Computational social scientists rely on code as the main instrument for doing our work. Code is a powerful tool, but even the most seasoned coders can make mistakes in ways that might call the results of their analysis into question.
Having a good process for code review is critical to ensuring that what we report is correct. In this post, we’ll discuss a key piece of our code review process at Pew Research Center: reproducibility.
When we talk about reproducibility, we often think of it as a framework for improving research collaboration and the broader research process. It gives others the ability to replicate our results using the same data and methods, and to reuse and build on that work.

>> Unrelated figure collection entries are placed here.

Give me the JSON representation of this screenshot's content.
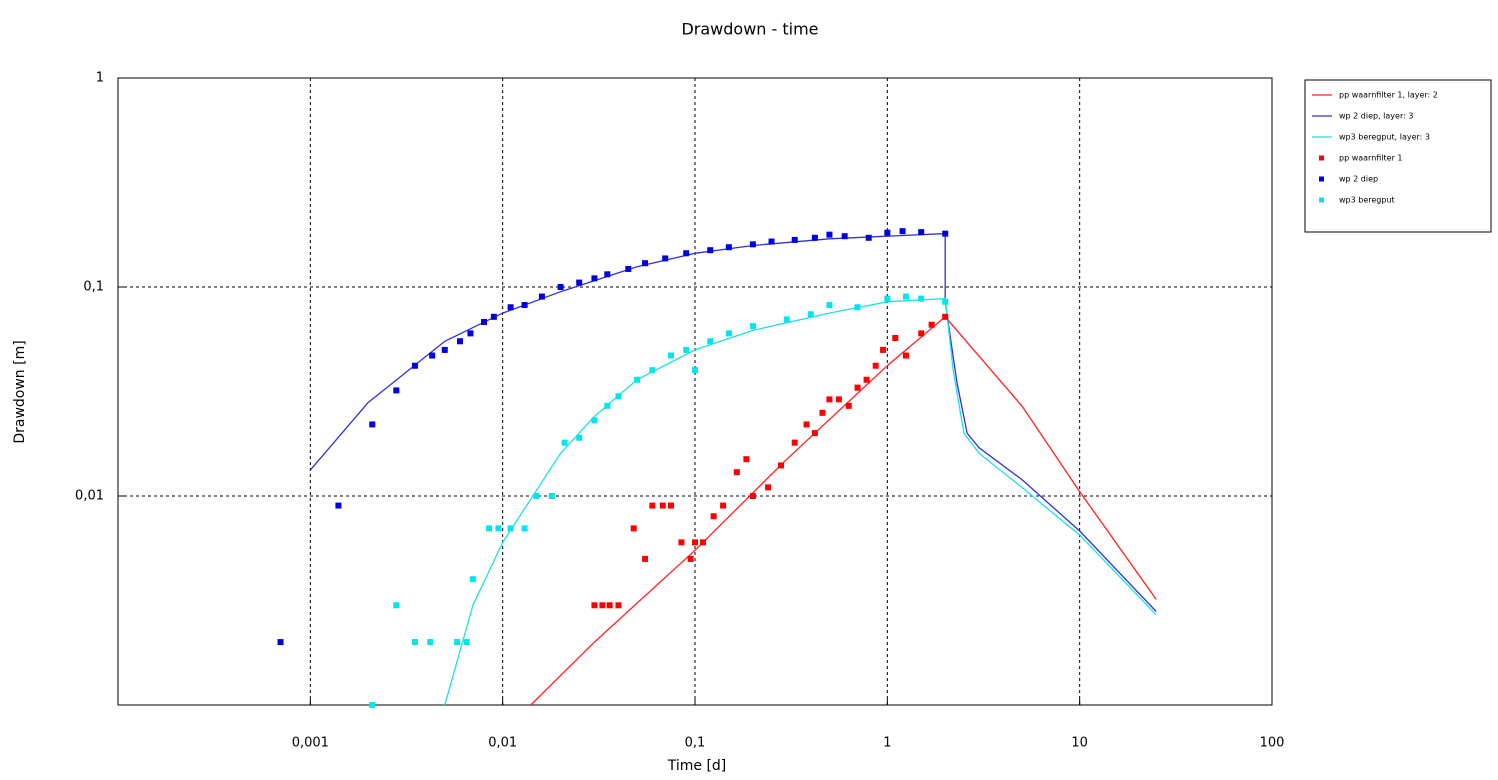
{
  "chart_data": {
    "type": "line",
    "title": "Drawdown - time",
    "xlabel": "Time [d]",
    "ylabel": "Drawdown [m]",
    "xscale": "log",
    "yscale": "log",
    "xlim": [
      0.0001,
      100
    ],
    "ylim": [
      0.001,
      1
    ],
    "xticks": [
      {
        "value": 0.001,
        "label": "0,001"
      },
      {
        "value": 0.01,
        "label": "0,01"
      },
      {
        "value": 0.1,
        "label": "0,1"
      },
      1,
      10,
      100
    ],
    "yticks": [
      {
        "value": 0.01,
        "label": "0,01"
      },
      {
        "value": 0.1,
        "label": "0,1"
      },
      1
    ],
    "grid": true,
    "legend": "outside-right",
    "series": [
      {
        "name": "pp waarnfilter 1, layer: 2",
        "type": "line",
        "color": "#ff2020",
        "x": [
          0.014,
          0.03,
          0.1,
          0.3,
          1,
          2,
          5,
          10,
          25
        ],
        "values": [
          0.001,
          0.002,
          0.0055,
          0.015,
          0.042,
          0.072,
          0.027,
          0.0105,
          0.0032
        ]
      },
      {
        "name": "wp 2 diep, layer: 3",
        "type": "line",
        "color": "#3030e0",
        "x": [
          0.001,
          0.002,
          0.005,
          0.01,
          0.02,
          0.05,
          0.1,
          0.2,
          0.5,
          1,
          2,
          2.0,
          2.3,
          2.6,
          3,
          5,
          10,
          25
        ],
        "values": [
          0.0133,
          0.028,
          0.055,
          0.075,
          0.095,
          0.125,
          0.145,
          0.158,
          0.17,
          0.175,
          0.18,
          0.085,
          0.035,
          0.02,
          0.017,
          0.012,
          0.0068,
          0.0028
        ]
      },
      {
        "name": "wp3 beregput, layer: 3",
        "type": "line",
        "color": "#20e0e0",
        "x": [
          0.005,
          0.007,
          0.01,
          0.02,
          0.03,
          0.05,
          0.1,
          0.2,
          0.5,
          1,
          2,
          2.2,
          2.5,
          3,
          5,
          10,
          25
        ],
        "values": [
          0.001,
          0.003,
          0.006,
          0.016,
          0.024,
          0.036,
          0.05,
          0.062,
          0.075,
          0.085,
          0.088,
          0.04,
          0.02,
          0.016,
          0.011,
          0.0065,
          0.0027
        ]
      },
      {
        "name": "pp waarnfilter 1",
        "type": "scatter",
        "color": "#ff0000",
        "x": [
          0.03,
          0.033,
          0.036,
          0.04,
          0.048,
          0.055,
          0.06,
          0.068,
          0.075,
          0.085,
          0.095,
          0.1,
          0.11,
          0.125,
          0.14,
          0.165,
          0.185,
          0.2,
          0.24,
          0.28,
          0.33,
          0.38,
          0.42,
          0.46,
          0.5,
          0.56,
          0.63,
          0.7,
          0.78,
          0.87,
          0.95,
          1.1,
          1.25,
          1.5,
          1.7,
          2
        ],
        "values": [
          0.003,
          0.003,
          0.003,
          0.003,
          0.007,
          0.005,
          0.009,
          0.009,
          0.009,
          0.006,
          0.005,
          0.006,
          0.006,
          0.008,
          0.009,
          0.013,
          0.015,
          0.01,
          0.011,
          0.014,
          0.018,
          0.022,
          0.02,
          0.025,
          0.029,
          0.029,
          0.027,
          0.033,
          0.036,
          0.042,
          0.05,
          0.057,
          0.047,
          0.06,
          0.066,
          0.072
        ]
      },
      {
        "name": "wp 2 diep",
        "type": "scatter",
        "color": "#0000e0",
        "x": [
          0.0007,
          0.0014,
          0.0021,
          0.0028,
          0.0035,
          0.0043,
          0.005,
          0.006,
          0.0068,
          0.008,
          0.009,
          0.011,
          0.013,
          0.016,
          0.02,
          0.025,
          0.03,
          0.035,
          0.045,
          0.055,
          0.07,
          0.09,
          0.12,
          0.15,
          0.2,
          0.25,
          0.33,
          0.42,
          0.5,
          0.6,
          0.8,
          1,
          1.2,
          1.5,
          2
        ],
        "values": [
          0.002,
          0.009,
          0.022,
          0.032,
          0.042,
          0.047,
          0.05,
          0.055,
          0.06,
          0.068,
          0.072,
          0.08,
          0.082,
          0.09,
          0.1,
          0.105,
          0.11,
          0.115,
          0.122,
          0.13,
          0.137,
          0.145,
          0.15,
          0.155,
          0.16,
          0.165,
          0.168,
          0.172,
          0.178,
          0.175,
          0.172,
          0.182,
          0.185,
          0.183,
          0.18
        ]
      },
      {
        "name": "wp3 beregput",
        "type": "scatter",
        "color": "#00e5ee",
        "x": [
          0.0021,
          0.0028,
          0.0035,
          0.0042,
          0.0058,
          0.0065,
          0.007,
          0.0085,
          0.0095,
          0.011,
          0.013,
          0.015,
          0.018,
          0.021,
          0.025,
          0.03,
          0.035,
          0.04,
          0.05,
          0.06,
          0.075,
          0.09,
          0.1,
          0.12,
          0.15,
          0.2,
          0.3,
          0.4,
          0.5,
          0.7,
          1,
          1.25,
          1.5,
          2
        ],
        "values": [
          0.001,
          0.003,
          0.002,
          0.002,
          0.002,
          0.002,
          0.004,
          0.007,
          0.007,
          0.007,
          0.007,
          0.01,
          0.01,
          0.018,
          0.019,
          0.023,
          0.027,
          0.03,
          0.036,
          0.04,
          0.047,
          0.05,
          0.04,
          0.055,
          0.06,
          0.065,
          0.07,
          0.074,
          0.082,
          0.08,
          0.088,
          0.09,
          0.088,
          0.085
        ]
      }
    ]
  }
}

But reproducibility can also help facilitate collaboration among researchers on the same team, which is what we’ll focus on here. Our broad philosophy for facilitating collaboration through reproducibility is twofold:
- We want to make it as easy as possible for our researchers to check each other’s code, even if someone hasn’t worked on that project before. Reviewers should be able to easily build the computational environment that the original researchers used for their analysis – the core tenet of computational reproducibility. Being able to work in a replicate environment also simplifies things like figuring out how the project is organized and documented.
- We want to provide as much flexibility as possible to individual researchers and minimize the amount of engineering resources needed to support each project. Our team uses R and Python; stores data in files and databases; and works within shared environments and on personal computers. We want to avoid overly specific technical recommendations that may not travel well from project to project.
Our reproducibility toolkit
The core piece of our internal reproducibility process is a consistent, shared project structure for all our team’s active projects. This structure lets researchers move between projects as contributors or reviewers because they’re already familiar with where things live and can easily find all the information they need.
Our specific tool is a customized cookiecutter
template that includes a standardized directory structure and guidelines for how to structure code and store data for every project.
One of our template’s guidelines is that we prefer code to be structured as batch scripts rather than interactive notebooks. To ensure that the order in which scripts are executed is as transparent as possible, we use Snakemake
, which helps users figure out what will happen when they run a piece of code. It can identify which inputs the code will consume and which outputs, like figures or other datasets, it will produce.
Even a well-documented set of scripts will fail if those scripts are run in a new environment that does not include the same versions of the same packages that the original researchers used. To address that problem, we adopted conda
, a package and environment management system that helps ensure each project has a way of declaring the computational environment used to produce its results. We chose conda
because it can manage R and Python installations and handle the integrity of the environment down to system-level libraries. For R-only projects, we sometimes use renv
to either replace or complement conda
.
We often want to ensure our code can run on any machine, but we think it’s useful to have a shared platform that everyone can access. Our data science platform, a JupyterHub instance, is a shared environment that gives researchers flexible computational resources and which we use as the reference architecture on which projects need to be replicable.
Finally, we standardize the locations where our project assets – raw data, as well as the code to work with it – are stored. We do this so they are accessible to all team members. We use GitHub for our code, and we typically store data in our AWS infrastructure.
We classify data assets into two categories: those that need to be preserved for the future because they cannot be reproduced, such as original raw data we collected; and intermediate datasets that eventually can be discarded. This separation means that at the end of a project, all relevant code will live in GitHub with references to a fixed, shared, “read-only” location in a private AWS S3 bucket or database. This bucket contains all the data that we cannot or should not reproduce.
Reproducibility as a workflow problem
With the workflow described above, anyone on our team can easily rerun any project on their own – from accessing the canonical version of the underlying data to recreating the computational environment in which the analysis was run.
The downside is that this adds work for the original researchers. They now need to worry not only about making sure that things work for them, but also about ensuring that things will work for others. Put simply: Following these reproducibility policies takes time and attention from individual researchers in the short term, in exchange for long-term benefits to the team as a whole.
In this way, reproducibility is not all that different from writing documentation. As end users, we all welcome code that has been nicely documented because it makes our lives easier. But in the race to complete a project, we often feel we could be doing something more productive with our time. When developing this workflow, we wanted to balance the end goal of reproducibility with the demands of the process itself.
We’ve also learned that reproducibility tools are not simply a neutral layer on top of code. These tools force researchers to structure their workflow in a particular way. For instance, researchers can find Snakemake
challenging if they’re accustomed to keeping all of their data in memory throughout a single session. Similarly, researchers working in any virtual environment are expected to keep their environment in sync by deleting packages that are no longer needed or by documenting all new dependencies. That’s hard to do, especially during project phases when researchers are trying out many different packages in rapid succession.
Ultimately, improving reproducibility means adding new tools and changing the workflows that researchers are used to – and who likes that? Even beyond the tools themselves, this effort requires a determined, ongoing culture of reproducibility to help overcome these obvious costs.
At every level of our team, we try to promote a mindset that views research as a process. In this mindset, how a repository is structured and documented is just as important to doing good research as the results that appear in the final publication.